For some questions, variations in individual risk tolerance drove a large difference in answers. Epidemiologists who described themselves as risk-averse were 9 points more likely than those who were more comfortable with risk to say that vaccinated people should limit indoor social gatherings to just one other vaccinated household, for example.

But on other questions, the experts were more united: They are almost all staying away from indoor fitness studios and say masks are still necessary in large crowds, even outdoors. Their day jobs also influenced the risk they were willing to take. We surveyed two different groups. Members of the Society for Epidemiologic Research work primarily in academic research. The Council of State and Territorial Epidemiologists mainly works for governments that are trying to make decisions about how to balance reopening businesses and schools while still protecting public health. Members of the latter group have had to become more comfortable with accepting some level of risk.

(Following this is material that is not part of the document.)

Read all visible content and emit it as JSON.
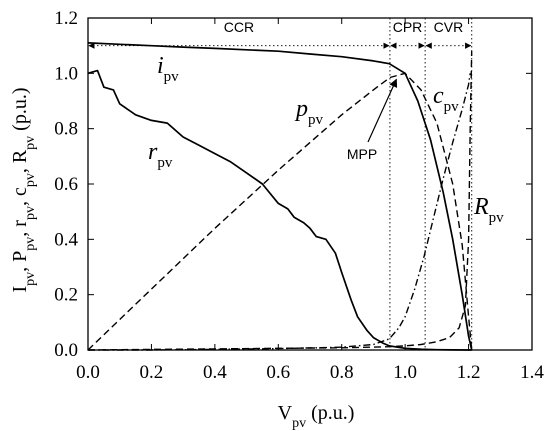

Among the differences, government epidemiologists were 19 percentage points more likely than academics to have worked in a shared office in the last month. And 8% of the academics said fully vaccinated people should still avoid socializing indoors, while just a single government epidemiologist said so.

The epidemiologists are highly aware that risk is inherent in many things people do. More than at any time in the last year, most are feeling hopeful that COVID-19 will eventually become just another risk in daily life, but not one that paralyzes us.

“We’ve all learned how very resilient we are,” said Jane Clougherty, who teaches public health at Drexel University. “This too shall pass, and we are finally seeing the evidence.”